Fort-five years later they introduced Wonder Light, which added fiber. And in 2004 Interstate purchased Wonder Bread from Continental and ultimately filed for bankruptcy protection. But, they’re still in business and you can find the product yet today.
Wonder Bread. Touted to build strong bodies in 12 different ways. Squishy white stuff that promises to do so much.
We are blessed to know the real wonder bread.
Jesus the Christ.
This wonder bread that we know as the son of God will always feed, always nurture and always be there. It will not go bankrupt. It isn’t squishy white stuff, but rock solid and eternal.
It is full of life in and of itself. And it is fully life-giving.
“I am the bread of life,” Jesus said. “Whoever comes to me will never be hungry.”

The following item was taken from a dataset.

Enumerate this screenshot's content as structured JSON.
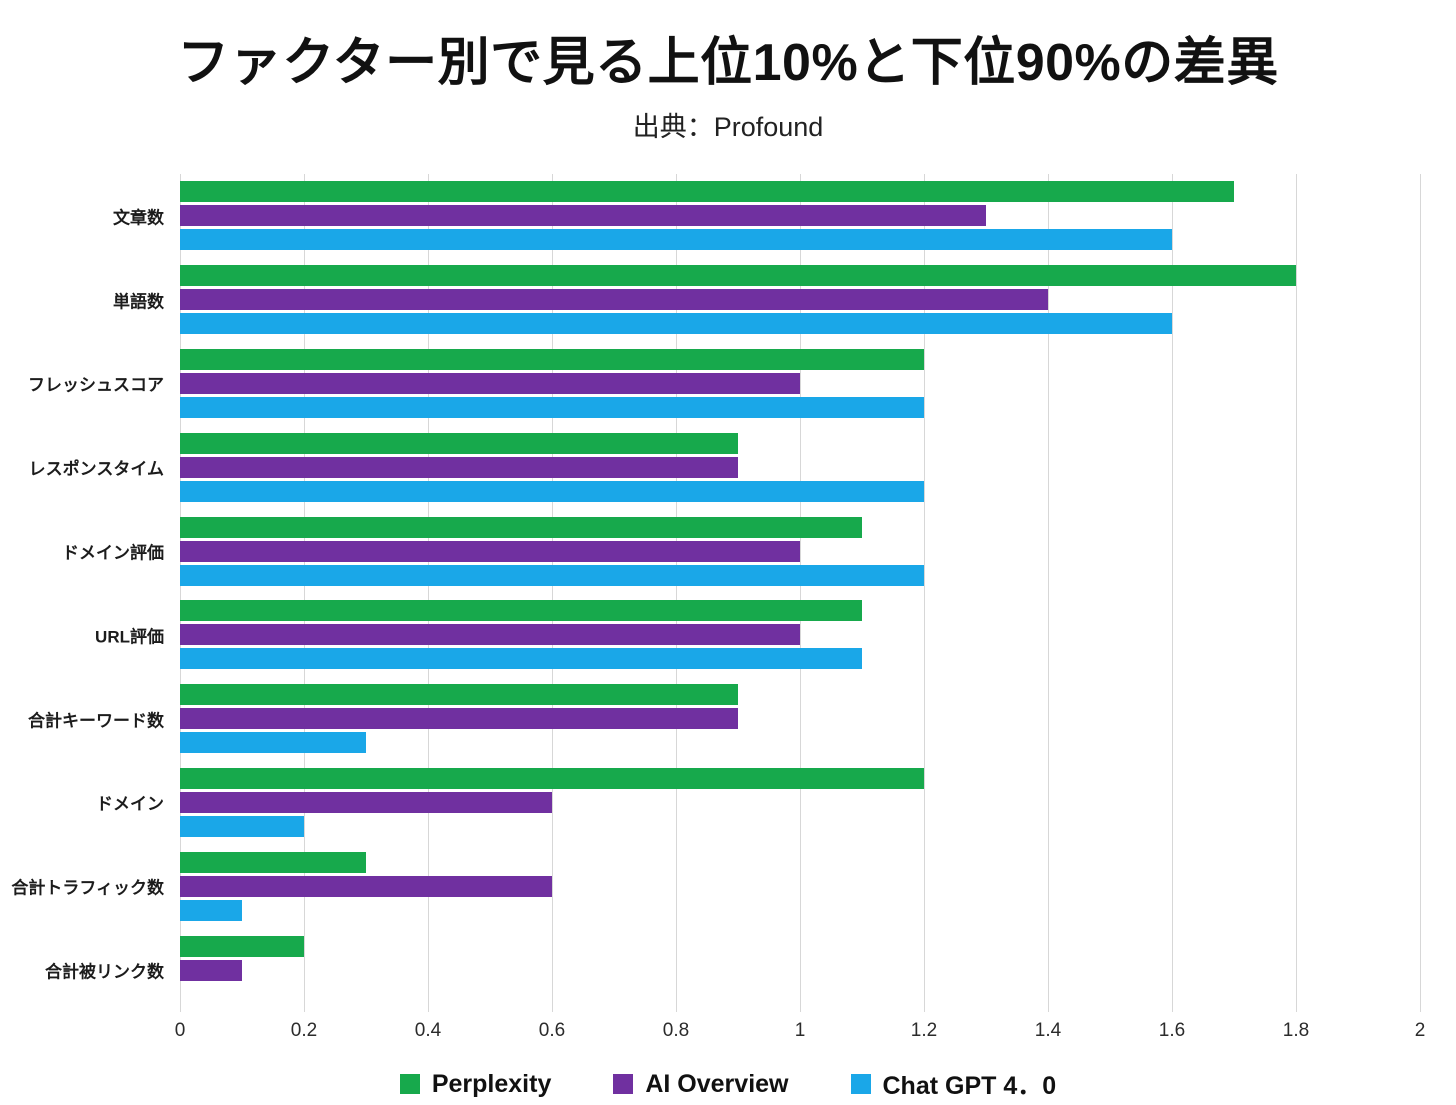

David Sellery, rector of St. John’s, Salisbury, Connecticut, suggests that “The crowd thinks they’ve caught the gravy train and they don’t want this party to end. After some probing, they put in their order, ‘Give us a sign to believe in you. How about a regular diet of manna raining from heaven? Jesus seizes on their opening to explain …” his being the bread of life. “He is offering himself as the spiritual food that will fill our deepest needs.”
They (and we) are being called into a more intimate relationship. Not only are we to follow him as the living Word of God, we are now to “consume him” as Fr. David puts it. “He wants to become part of us, to shape us to his purpose, to live in all that we do.
And part of this consummation takes us from being individuals experiencing something private and unique to us, but it becomes the common feast that brings us together as a community.
“We are not Christians because we call ourselves Christians. We are Christians because we are baptized into grace; nourished and strengthened, body and soul, fully committed, fully absorbed in the love of Christ.
“We are here to do God’s work in the world. We are here to share the Bread of Life with a world that is stuffed with sin and starving for love. ”1
And so, dear ones, as you receive Holy Communion next week, known as the body of Christ, you will be able to think of the many ways that this particular “wonder bread” strengthens you for your day to day journey. I pray that you will take this opportunity to re-member (as in re member) yourselves with the saints and family members long gone.
Feed on this opportunity with thanksgiving as it energizes you, knowing that it is that outward and visible sign of an inward spiritual grace that can and will let the light of Christ shine in you.
May it lead you to leave this holy place, filled with Christ’s light that is overflowing, not just for yourself but out into the world we are called to serve.
And may you also say this morning, “Thanks be to God.”
1 Sellery, David E., This Week’s Focus, An email publication. 7/13/2015.